Bank Bailout Goes Mainstream

Bloomberg: China Bank Bailout Calls Grow Louder as Markets Seen Vulnerable
Predictions of a Chinese banking system bailout are going mainstream.

What was once the fringe view of permabears and short sellers is now increasingly being adopted by economists at some of the world’s biggest banks and brokerages. Nine of 15 respondents in a Bloomberg survey at the end of last month, including Standard Chartered Plc and Commonwealth Bank of Australia, predicted a government-funded recapitalization will take place within two years. Among those who provided estimates of the cost, a majority said it will exceed $500 billion.
What about the currency implications?
“A recapitalization will happen after the Chinese government comes clean with the true nonperforming loan figure,” said Kevin Lai, the Hong Kong-based chief economist for Asia ex-Japan at Daiwa Capital Markets. “That will require a lot of money creation.”
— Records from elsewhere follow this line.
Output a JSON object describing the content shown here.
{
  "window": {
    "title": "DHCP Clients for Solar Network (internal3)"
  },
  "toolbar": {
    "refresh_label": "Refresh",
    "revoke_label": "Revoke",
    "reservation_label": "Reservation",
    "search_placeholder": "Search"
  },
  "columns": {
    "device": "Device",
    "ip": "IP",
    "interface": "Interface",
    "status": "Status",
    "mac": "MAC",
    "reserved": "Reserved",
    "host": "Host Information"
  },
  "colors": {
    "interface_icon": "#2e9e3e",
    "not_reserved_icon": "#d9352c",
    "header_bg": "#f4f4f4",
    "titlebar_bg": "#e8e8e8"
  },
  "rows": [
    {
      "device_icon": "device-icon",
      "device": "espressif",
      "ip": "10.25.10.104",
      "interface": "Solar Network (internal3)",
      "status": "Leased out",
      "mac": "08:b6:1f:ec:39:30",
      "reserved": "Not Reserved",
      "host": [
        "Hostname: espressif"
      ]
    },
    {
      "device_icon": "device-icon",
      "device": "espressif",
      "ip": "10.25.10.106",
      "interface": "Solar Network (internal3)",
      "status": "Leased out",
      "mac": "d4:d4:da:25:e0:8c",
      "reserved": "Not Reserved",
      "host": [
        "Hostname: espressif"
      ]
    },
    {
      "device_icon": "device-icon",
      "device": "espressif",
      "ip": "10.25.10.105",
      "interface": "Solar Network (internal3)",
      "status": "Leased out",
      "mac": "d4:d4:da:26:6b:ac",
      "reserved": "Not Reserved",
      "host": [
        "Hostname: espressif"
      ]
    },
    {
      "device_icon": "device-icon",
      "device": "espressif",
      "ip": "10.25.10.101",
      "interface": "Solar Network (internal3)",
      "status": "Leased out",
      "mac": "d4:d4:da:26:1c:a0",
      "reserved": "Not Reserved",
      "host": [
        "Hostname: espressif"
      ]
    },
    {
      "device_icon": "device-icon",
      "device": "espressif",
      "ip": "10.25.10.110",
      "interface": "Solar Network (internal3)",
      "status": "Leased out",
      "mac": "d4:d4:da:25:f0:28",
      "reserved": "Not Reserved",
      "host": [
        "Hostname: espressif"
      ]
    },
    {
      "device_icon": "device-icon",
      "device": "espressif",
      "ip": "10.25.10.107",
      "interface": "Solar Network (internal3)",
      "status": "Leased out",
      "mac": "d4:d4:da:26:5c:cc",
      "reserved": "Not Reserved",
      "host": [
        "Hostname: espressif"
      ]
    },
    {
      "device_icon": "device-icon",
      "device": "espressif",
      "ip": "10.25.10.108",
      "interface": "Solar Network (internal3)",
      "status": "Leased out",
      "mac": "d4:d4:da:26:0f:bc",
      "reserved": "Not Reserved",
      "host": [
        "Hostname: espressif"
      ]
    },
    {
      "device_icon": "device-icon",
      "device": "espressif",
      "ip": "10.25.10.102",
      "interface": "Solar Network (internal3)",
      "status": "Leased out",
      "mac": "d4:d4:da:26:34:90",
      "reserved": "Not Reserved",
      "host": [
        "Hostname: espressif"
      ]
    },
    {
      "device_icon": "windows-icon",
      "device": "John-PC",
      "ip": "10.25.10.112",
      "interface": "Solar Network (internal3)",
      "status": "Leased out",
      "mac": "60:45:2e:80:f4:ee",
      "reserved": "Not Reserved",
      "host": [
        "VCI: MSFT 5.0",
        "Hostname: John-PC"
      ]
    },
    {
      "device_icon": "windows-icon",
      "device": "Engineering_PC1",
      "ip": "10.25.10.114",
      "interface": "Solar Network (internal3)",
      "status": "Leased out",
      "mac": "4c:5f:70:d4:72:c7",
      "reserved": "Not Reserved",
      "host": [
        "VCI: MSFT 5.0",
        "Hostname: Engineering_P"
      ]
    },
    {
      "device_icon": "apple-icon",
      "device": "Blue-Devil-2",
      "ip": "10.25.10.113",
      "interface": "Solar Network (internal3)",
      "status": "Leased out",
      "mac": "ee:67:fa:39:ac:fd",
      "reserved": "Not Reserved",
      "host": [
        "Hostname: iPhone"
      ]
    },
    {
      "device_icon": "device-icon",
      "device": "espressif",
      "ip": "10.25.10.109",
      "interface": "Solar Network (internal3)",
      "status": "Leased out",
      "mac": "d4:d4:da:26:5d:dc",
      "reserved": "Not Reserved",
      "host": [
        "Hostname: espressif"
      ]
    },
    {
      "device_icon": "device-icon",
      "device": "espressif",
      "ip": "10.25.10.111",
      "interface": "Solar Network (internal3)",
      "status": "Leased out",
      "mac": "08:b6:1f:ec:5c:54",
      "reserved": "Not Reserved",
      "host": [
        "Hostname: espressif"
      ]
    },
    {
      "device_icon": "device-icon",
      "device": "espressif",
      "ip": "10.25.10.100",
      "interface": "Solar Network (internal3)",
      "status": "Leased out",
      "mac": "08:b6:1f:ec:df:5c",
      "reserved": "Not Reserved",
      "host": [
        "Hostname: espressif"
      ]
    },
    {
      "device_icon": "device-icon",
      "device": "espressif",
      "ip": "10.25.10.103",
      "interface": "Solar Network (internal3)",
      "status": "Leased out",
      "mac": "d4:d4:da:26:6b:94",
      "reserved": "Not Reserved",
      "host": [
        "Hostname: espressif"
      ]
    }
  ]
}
  1. I think the inflation occurred at the time the loans were made. Bailouts just offset the deflation that would otherwise occur and so maintain the already inflated price level. Am I thinking about this wrong?

    1. You are correct, but my hunch is China won't stop at offsetting the deflation. Unlike the U.S., Japan and Europe, China won't sit around waiting for borrowers to take out loans to restart the next credit cycle. They'll do as they did in the past year: force lending through govt channels.